Indira Dominici says, “Where you can’t love, don’t delay” – my friend Camila Dutervil would quote Frida Kahlo while we were on the road in Italy. I was looking for the mermaids I wanted to film, and Camila was my true-hearted travel companion. For some reason, I’ve mistaken the quote, and until this day, I thought it said, “Where you can’t dance, don’t delay.” In Sardinia, we drove to Is Arutas, the crystal sand beach, looking the polished colourful quartz stones, but arrived in a cold, windy, black&white day and danced, in and for the wind; The following year, we went to Stromboli, Sicily, and danced on and for the dark volcanic sand beach, feeling the pulse of the volcano in our bodies. Indian Summer brings back my memories of dancing in and for the waters, the air, the earth and the fire. With the women I love, my greatest friends, I wandered on my venture of capturing affection on film. Traveling home, cause you’ll always be my home.”

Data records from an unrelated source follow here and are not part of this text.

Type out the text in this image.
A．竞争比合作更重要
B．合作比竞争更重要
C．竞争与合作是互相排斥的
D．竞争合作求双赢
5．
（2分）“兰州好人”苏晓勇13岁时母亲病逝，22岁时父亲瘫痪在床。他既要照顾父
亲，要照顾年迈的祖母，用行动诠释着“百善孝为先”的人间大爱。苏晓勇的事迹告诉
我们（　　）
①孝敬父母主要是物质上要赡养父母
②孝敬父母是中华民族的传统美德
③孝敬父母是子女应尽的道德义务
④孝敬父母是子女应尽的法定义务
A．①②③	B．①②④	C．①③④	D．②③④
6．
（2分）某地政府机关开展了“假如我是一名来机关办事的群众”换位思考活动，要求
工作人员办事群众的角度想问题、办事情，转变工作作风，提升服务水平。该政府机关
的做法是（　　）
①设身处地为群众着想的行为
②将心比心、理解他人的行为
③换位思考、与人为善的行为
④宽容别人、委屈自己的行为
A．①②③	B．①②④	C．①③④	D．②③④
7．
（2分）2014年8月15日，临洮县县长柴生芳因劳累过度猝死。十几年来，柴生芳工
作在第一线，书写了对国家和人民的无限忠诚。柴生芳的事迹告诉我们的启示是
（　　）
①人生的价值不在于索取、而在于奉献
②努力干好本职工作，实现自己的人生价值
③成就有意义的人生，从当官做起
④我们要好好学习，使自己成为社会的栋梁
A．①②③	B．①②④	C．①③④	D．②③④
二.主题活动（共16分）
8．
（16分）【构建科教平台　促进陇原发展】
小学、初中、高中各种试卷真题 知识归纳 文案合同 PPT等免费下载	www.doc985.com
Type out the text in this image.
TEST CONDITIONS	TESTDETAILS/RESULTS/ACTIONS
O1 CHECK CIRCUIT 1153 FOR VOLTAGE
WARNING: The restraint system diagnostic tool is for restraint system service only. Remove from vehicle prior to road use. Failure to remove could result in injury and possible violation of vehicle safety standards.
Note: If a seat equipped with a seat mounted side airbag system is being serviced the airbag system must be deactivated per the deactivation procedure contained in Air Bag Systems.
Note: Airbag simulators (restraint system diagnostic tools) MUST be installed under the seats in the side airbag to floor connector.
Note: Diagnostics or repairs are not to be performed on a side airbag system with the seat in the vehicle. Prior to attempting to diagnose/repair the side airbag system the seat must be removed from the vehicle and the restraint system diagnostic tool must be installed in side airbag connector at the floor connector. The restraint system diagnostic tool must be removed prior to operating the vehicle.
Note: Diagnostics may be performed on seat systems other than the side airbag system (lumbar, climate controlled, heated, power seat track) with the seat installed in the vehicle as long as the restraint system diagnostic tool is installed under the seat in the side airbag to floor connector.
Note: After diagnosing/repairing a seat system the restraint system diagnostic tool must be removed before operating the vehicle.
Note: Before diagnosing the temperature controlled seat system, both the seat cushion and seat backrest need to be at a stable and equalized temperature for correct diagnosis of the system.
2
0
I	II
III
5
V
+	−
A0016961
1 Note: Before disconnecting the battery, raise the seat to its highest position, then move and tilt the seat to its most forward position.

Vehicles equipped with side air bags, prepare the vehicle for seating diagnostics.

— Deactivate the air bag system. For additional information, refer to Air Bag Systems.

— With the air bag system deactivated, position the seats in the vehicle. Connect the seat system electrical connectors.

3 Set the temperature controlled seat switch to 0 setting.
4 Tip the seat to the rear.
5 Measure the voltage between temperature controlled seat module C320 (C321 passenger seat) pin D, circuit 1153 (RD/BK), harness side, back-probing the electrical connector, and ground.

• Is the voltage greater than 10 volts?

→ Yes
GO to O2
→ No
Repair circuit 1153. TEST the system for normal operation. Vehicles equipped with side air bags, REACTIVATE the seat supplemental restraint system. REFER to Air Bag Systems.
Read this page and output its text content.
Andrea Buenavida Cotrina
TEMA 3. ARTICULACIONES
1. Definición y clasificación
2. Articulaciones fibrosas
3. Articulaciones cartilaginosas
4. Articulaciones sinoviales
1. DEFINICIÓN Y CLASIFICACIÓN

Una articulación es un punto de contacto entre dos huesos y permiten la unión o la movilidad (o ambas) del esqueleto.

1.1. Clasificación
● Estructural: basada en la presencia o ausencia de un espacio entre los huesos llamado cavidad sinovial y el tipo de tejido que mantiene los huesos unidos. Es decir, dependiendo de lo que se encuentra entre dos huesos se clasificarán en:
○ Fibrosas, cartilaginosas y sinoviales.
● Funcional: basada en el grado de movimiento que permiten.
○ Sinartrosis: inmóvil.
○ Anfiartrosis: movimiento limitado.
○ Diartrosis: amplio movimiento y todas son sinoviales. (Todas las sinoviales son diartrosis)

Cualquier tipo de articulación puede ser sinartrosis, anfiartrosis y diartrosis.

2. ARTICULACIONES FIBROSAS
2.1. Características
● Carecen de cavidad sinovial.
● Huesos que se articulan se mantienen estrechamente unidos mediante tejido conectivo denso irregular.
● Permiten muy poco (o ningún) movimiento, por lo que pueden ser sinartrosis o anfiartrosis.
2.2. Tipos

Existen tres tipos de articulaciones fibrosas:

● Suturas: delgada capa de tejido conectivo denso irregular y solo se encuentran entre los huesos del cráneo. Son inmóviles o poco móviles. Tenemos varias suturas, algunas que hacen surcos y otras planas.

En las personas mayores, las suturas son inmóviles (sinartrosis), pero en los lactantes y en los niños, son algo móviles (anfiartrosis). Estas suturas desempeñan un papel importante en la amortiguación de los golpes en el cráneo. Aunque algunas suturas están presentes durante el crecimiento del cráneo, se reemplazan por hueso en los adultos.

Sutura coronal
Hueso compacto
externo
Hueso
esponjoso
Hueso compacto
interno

“Indian Summer” follows the previously released singles “Give A Little Love ft. Sufjan Stevens,” as well as lead singles “Lions,” and “Belle Pénitence.” 

In a departure from the radiant alt-pop of De Lassus’ first two albums, SISTER brings that depth and contrast to a more heavily contoured yet beautifully nuanced sonic backdrop. The album was mostly made in New York City with producer Thomas Bartlett (Joan as Police Woman, Yoko Ono, Florence + the Machine), with additional production by Sufjan Stevens and Bryce Dessner.

SISTER is an album populated by mythic creatures of all kinds: lions on parade, lovers turned to cannibals, kings and Sirens and women with wings. Like any great fabulist, she threads her storytelling with a fragile wisdom, revealing essential truths about all the danger and wildness within the human heart. With each moment elevated by her spellbinding vocal work—a gift she’s shown in recording and touring as a singer for The National—SISTER ultimately makes for a transportive listening experience, at turns impossibly dreamlike and profoundly illuminating. 

“With my first two records I was on a quest, searching for the meaning of life and love and absolutely everything, but in making this album I felt much more grounded,” says De Lassus, who notes that becoming a mother closely informed her songwriting on SISTER. “Instead of feeling nostalgic for the past or worried about the future, I’m living more fully in the present, and it makes all the colors feel deeper and more contrasted than they were before.”